# Serial cable from Tivo stereo to "phone" cable



## ycrazyy (Dec 2, 2001)

I am trying to make a serial cable so I can have my HR10 connect via serial PPP. I was looking for my stereo to serial cable, but can't find it anywhere but found this one. I stripped it, it had 3 wires so I figured it would work. My issue is the color of the wires is not the same as the diagram found here. I was assuming the black cable was the ground, red was the TD and white the RD but I can't seem to get it to work, even with different combinations. Anyone else made a cable using this? Please let me know, I'd really like to get my unit updated to 6.3 and don't have a phone line.

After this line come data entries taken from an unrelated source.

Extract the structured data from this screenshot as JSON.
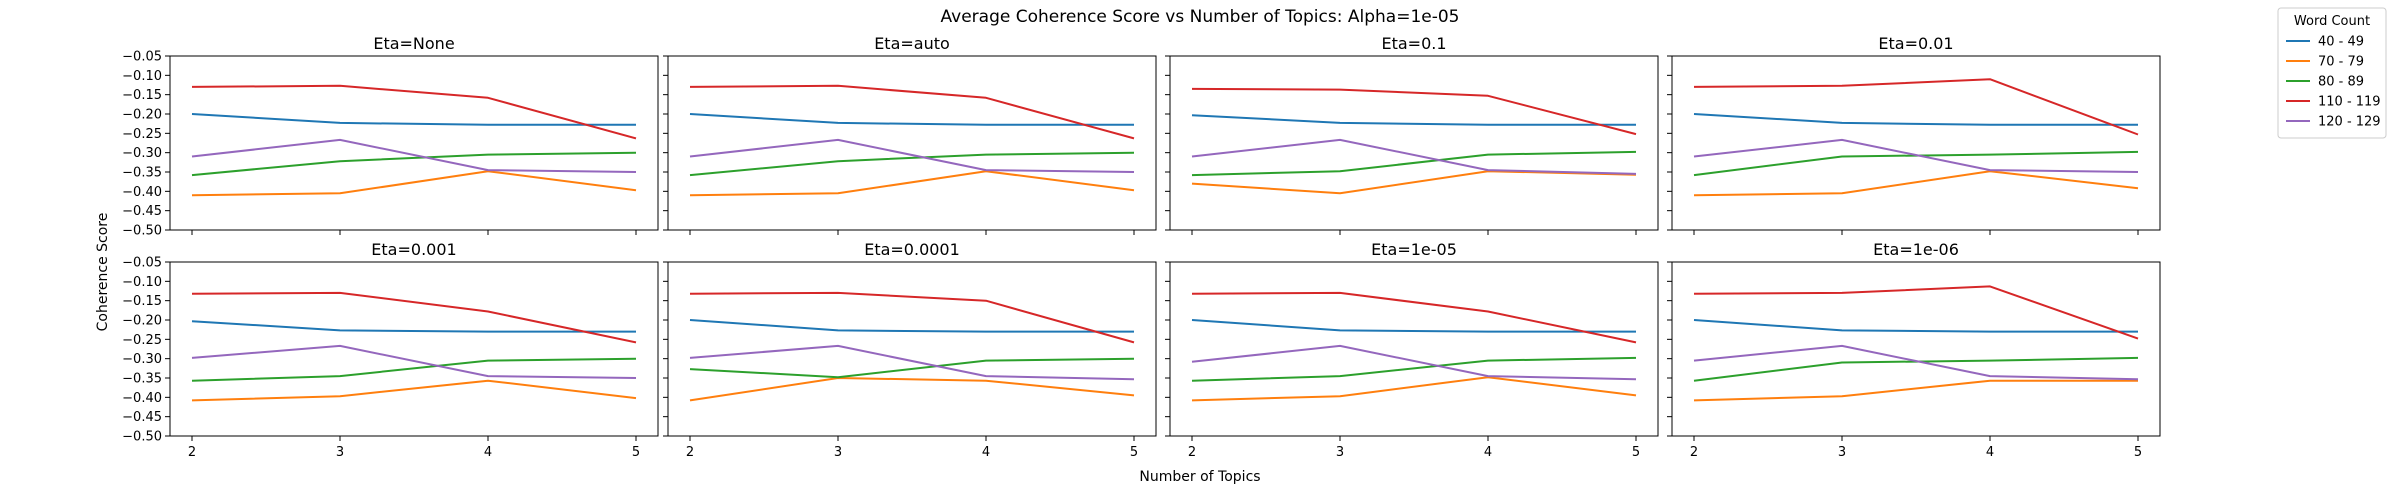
{
  "figure": {
    "title": "Average Coherence Score vs Number of Topics: Alpha=1e-05",
    "xlabel": "Number of Topics",
    "ylabel": "Coherence Score"
  },
  "legend": {
    "title": "Word Count",
    "position": "top-right, outside plot area"
  },
  "chart_data": [
    {
      "type": "line",
      "title": "Eta=None",
      "x": [
        2,
        3,
        4,
        5
      ],
      "xlim": [
        2,
        5
      ],
      "ylim": [
        -0.5,
        -0.05
      ],
      "yticks": [
        -0.05,
        -0.1,
        -0.15,
        -0.2,
        -0.25,
        -0.3,
        -0.35,
        -0.4,
        -0.45,
        -0.5
      ],
      "series": [
        {
          "name": "40 - 49",
          "color": "#1f77b4",
          "values": [
            -0.2,
            -0.223,
            -0.228,
            -0.228
          ]
        },
        {
          "name": "70 - 79",
          "color": "#ff7f0e",
          "values": [
            -0.41,
            -0.405,
            -0.348,
            -0.397
          ]
        },
        {
          "name": "80 - 89",
          "color": "#2ca02c",
          "values": [
            -0.358,
            -0.322,
            -0.305,
            -0.3
          ]
        },
        {
          "name": "110 - 119",
          "color": "#d62728",
          "values": [
            -0.13,
            -0.127,
            -0.158,
            -0.263
          ]
        },
        {
          "name": "120 - 129",
          "color": "#9467bd",
          "values": [
            -0.31,
            -0.267,
            -0.345,
            -0.35
          ]
        }
      ]
    },
    {
      "type": "line",
      "title": "Eta=auto",
      "x": [
        2,
        3,
        4,
        5
      ],
      "xlim": [
        2,
        5
      ],
      "ylim": [
        -0.5,
        -0.05
      ],
      "yticks": [
        -0.05,
        -0.1,
        -0.15,
        -0.2,
        -0.25,
        -0.3,
        -0.35,
        -0.4,
        -0.45,
        -0.5
      ],
      "series": [
        {
          "name": "40 - 49",
          "color": "#1f77b4",
          "values": [
            -0.2,
            -0.223,
            -0.228,
            -0.228
          ]
        },
        {
          "name": "70 - 79",
          "color": "#ff7f0e",
          "values": [
            -0.41,
            -0.405,
            -0.348,
            -0.397
          ]
        },
        {
          "name": "80 - 89",
          "color": "#2ca02c",
          "values": [
            -0.358,
            -0.322,
            -0.305,
            -0.3
          ]
        },
        {
          "name": "110 - 119",
          "color": "#d62728",
          "values": [
            -0.13,
            -0.127,
            -0.158,
            -0.263
          ]
        },
        {
          "name": "120 - 129",
          "color": "#9467bd",
          "values": [
            -0.31,
            -0.267,
            -0.345,
            -0.35
          ]
        }
      ]
    },
    {
      "type": "line",
      "title": "Eta=0.1",
      "x": [
        2,
        3,
        4,
        5
      ],
      "xlim": [
        2,
        5
      ],
      "ylim": [
        -0.5,
        -0.05
      ],
      "yticks": [
        -0.05,
        -0.1,
        -0.15,
        -0.2,
        -0.25,
        -0.3,
        -0.35,
        -0.4,
        -0.45,
        -0.5
      ],
      "series": [
        {
          "name": "40 - 49",
          "color": "#1f77b4",
          "values": [
            -0.203,
            -0.223,
            -0.228,
            -0.228
          ]
        },
        {
          "name": "70 - 79",
          "color": "#ff7f0e",
          "values": [
            -0.38,
            -0.405,
            -0.348,
            -0.357
          ]
        },
        {
          "name": "80 - 89",
          "color": "#2ca02c",
          "values": [
            -0.358,
            -0.348,
            -0.305,
            -0.298
          ]
        },
        {
          "name": "110 - 119",
          "color": "#d62728",
          "values": [
            -0.135,
            -0.137,
            -0.153,
            -0.252
          ]
        },
        {
          "name": "120 - 129",
          "color": "#9467bd",
          "values": [
            -0.31,
            -0.267,
            -0.345,
            -0.355
          ]
        }
      ]
    },
    {
      "type": "line",
      "title": "Eta=0.01",
      "x": [
        2,
        3,
        4,
        5
      ],
      "xlim": [
        2,
        5
      ],
      "ylim": [
        -0.5,
        -0.05
      ],
      "yticks": [
        -0.05,
        -0.1,
        -0.15,
        -0.2,
        -0.25,
        -0.3,
        -0.35,
        -0.4,
        -0.45,
        -0.5
      ],
      "series": [
        {
          "name": "40 - 49",
          "color": "#1f77b4",
          "values": [
            -0.2,
            -0.223,
            -0.228,
            -0.228
          ]
        },
        {
          "name": "70 - 79",
          "color": "#ff7f0e",
          "values": [
            -0.41,
            -0.405,
            -0.348,
            -0.392
          ]
        },
        {
          "name": "80 - 89",
          "color": "#2ca02c",
          "values": [
            -0.358,
            -0.31,
            -0.305,
            -0.298
          ]
        },
        {
          "name": "110 - 119",
          "color": "#d62728",
          "values": [
            -0.13,
            -0.127,
            -0.11,
            -0.253
          ]
        },
        {
          "name": "120 - 129",
          "color": "#9467bd",
          "values": [
            -0.31,
            -0.267,
            -0.345,
            -0.35
          ]
        }
      ]
    },
    {
      "type": "line",
      "title": "Eta=0.001",
      "x": [
        2,
        3,
        4,
        5
      ],
      "xlim": [
        2,
        5
      ],
      "ylim": [
        -0.5,
        -0.05
      ],
      "yticks": [
        -0.05,
        -0.1,
        -0.15,
        -0.2,
        -0.25,
        -0.3,
        -0.35,
        -0.4,
        -0.45,
        -0.5
      ],
      "series": [
        {
          "name": "40 - 49",
          "color": "#1f77b4",
          "values": [
            -0.203,
            -0.227,
            -0.23,
            -0.23
          ]
        },
        {
          "name": "70 - 79",
          "color": "#ff7f0e",
          "values": [
            -0.408,
            -0.397,
            -0.357,
            -0.402
          ]
        },
        {
          "name": "80 - 89",
          "color": "#2ca02c",
          "values": [
            -0.357,
            -0.345,
            -0.305,
            -0.3
          ]
        },
        {
          "name": "110 - 119",
          "color": "#d62728",
          "values": [
            -0.132,
            -0.13,
            -0.178,
            -0.258
          ]
        },
        {
          "name": "120 - 129",
          "color": "#9467bd",
          "values": [
            -0.298,
            -0.267,
            -0.345,
            -0.35
          ]
        }
      ]
    },
    {
      "type": "line",
      "title": "Eta=0.0001",
      "x": [
        2,
        3,
        4,
        5
      ],
      "xlim": [
        2,
        5
      ],
      "ylim": [
        -0.5,
        -0.05
      ],
      "yticks": [
        -0.05,
        -0.1,
        -0.15,
        -0.2,
        -0.25,
        -0.3,
        -0.35,
        -0.4,
        -0.45,
        -0.5
      ],
      "series": [
        {
          "name": "40 - 49",
          "color": "#1f77b4",
          "values": [
            -0.2,
            -0.227,
            -0.23,
            -0.23
          ]
        },
        {
          "name": "70 - 79",
          "color": "#ff7f0e",
          "values": [
            -0.408,
            -0.35,
            -0.357,
            -0.395
          ]
        },
        {
          "name": "80 - 89",
          "color": "#2ca02c",
          "values": [
            -0.327,
            -0.348,
            -0.305,
            -0.3
          ]
        },
        {
          "name": "110 - 119",
          "color": "#d62728",
          "values": [
            -0.132,
            -0.13,
            -0.15,
            -0.258
          ]
        },
        {
          "name": "120 - 129",
          "color": "#9467bd",
          "values": [
            -0.298,
            -0.267,
            -0.345,
            -0.353
          ]
        }
      ]
    },
    {
      "type": "line",
      "title": "Eta=1e-05",
      "x": [
        2,
        3,
        4,
        5
      ],
      "xlim": [
        2,
        5
      ],
      "ylim": [
        -0.5,
        -0.05
      ],
      "yticks": [
        -0.05,
        -0.1,
        -0.15,
        -0.2,
        -0.25,
        -0.3,
        -0.35,
        -0.4,
        -0.45,
        -0.5
      ],
      "series": [
        {
          "name": "40 - 49",
          "color": "#1f77b4",
          "values": [
            -0.2,
            -0.227,
            -0.23,
            -0.23
          ]
        },
        {
          "name": "70 - 79",
          "color": "#ff7f0e",
          "values": [
            -0.408,
            -0.397,
            -0.348,
            -0.395
          ]
        },
        {
          "name": "80 - 89",
          "color": "#2ca02c",
          "values": [
            -0.357,
            -0.345,
            -0.305,
            -0.298
          ]
        },
        {
          "name": "110 - 119",
          "color": "#d62728",
          "values": [
            -0.132,
            -0.13,
            -0.178,
            -0.258
          ]
        },
        {
          "name": "120 - 129",
          "color": "#9467bd",
          "values": [
            -0.308,
            -0.267,
            -0.345,
            -0.353
          ]
        }
      ]
    },
    {
      "type": "line",
      "title": "Eta=1e-06",
      "x": [
        2,
        3,
        4,
        5
      ],
      "xlim": [
        2,
        5
      ],
      "ylim": [
        -0.5,
        -0.05
      ],
      "yticks": [
        -0.05,
        -0.1,
        -0.15,
        -0.2,
        -0.25,
        -0.3,
        -0.35,
        -0.4,
        -0.45,
        -0.5
      ],
      "series": [
        {
          "name": "40 - 49",
          "color": "#1f77b4",
          "values": [
            -0.2,
            -0.227,
            -0.23,
            -0.23
          ]
        },
        {
          "name": "70 - 79",
          "color": "#ff7f0e",
          "values": [
            -0.408,
            -0.397,
            -0.357,
            -0.357
          ]
        },
        {
          "name": "80 - 89",
          "color": "#2ca02c",
          "values": [
            -0.357,
            -0.31,
            -0.305,
            -0.298
          ]
        },
        {
          "name": "110 - 119",
          "color": "#d62728",
          "values": [
            -0.132,
            -0.13,
            -0.113,
            -0.248
          ]
        },
        {
          "name": "120 - 129",
          "color": "#9467bd",
          "values": [
            -0.305,
            -0.267,
            -0.345,
            -0.353
          ]
        }
      ]
    }
  ]
}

Thanks!


----------



## classicsat (Feb 18, 2004)

You need an ohmmeter or continuty checker to verify which leads go to which on stereo plug.


----------



## willardcpa (Feb 23, 2001)

The cheapest continuity tester I have found is a flashlight battery and the bulb from the same flashlight. Along with a little bit of dexterity to connect with the bottom part of the plug, the tip is easy, and if you get that and the bottom part figured out the ring is the last one left.


----------



## ycrazyy (Dec 2, 2001)

Well just as a follow up, I have no idea which one is the right combo. I tried all 6 of the possible combos and none seemed to work. So either something is wrong in how I made the cable, or something is wrong with the way I set up the connection in XP. Either way, I guess we'll never know the answer. I found a friend with the stereo to serial cable and I bought a null modem adapter so hopefully I will bea ble to get this all working tomorrow and upgrade my machine.

I unfortunately do not have an ohmmeter or a flashlight lying around (sorry, it's an apt bldg and we have generators, no need) so I couldn't use the two suggestions posted. If I miraculously decide to try this all again and get success, I will update!


----------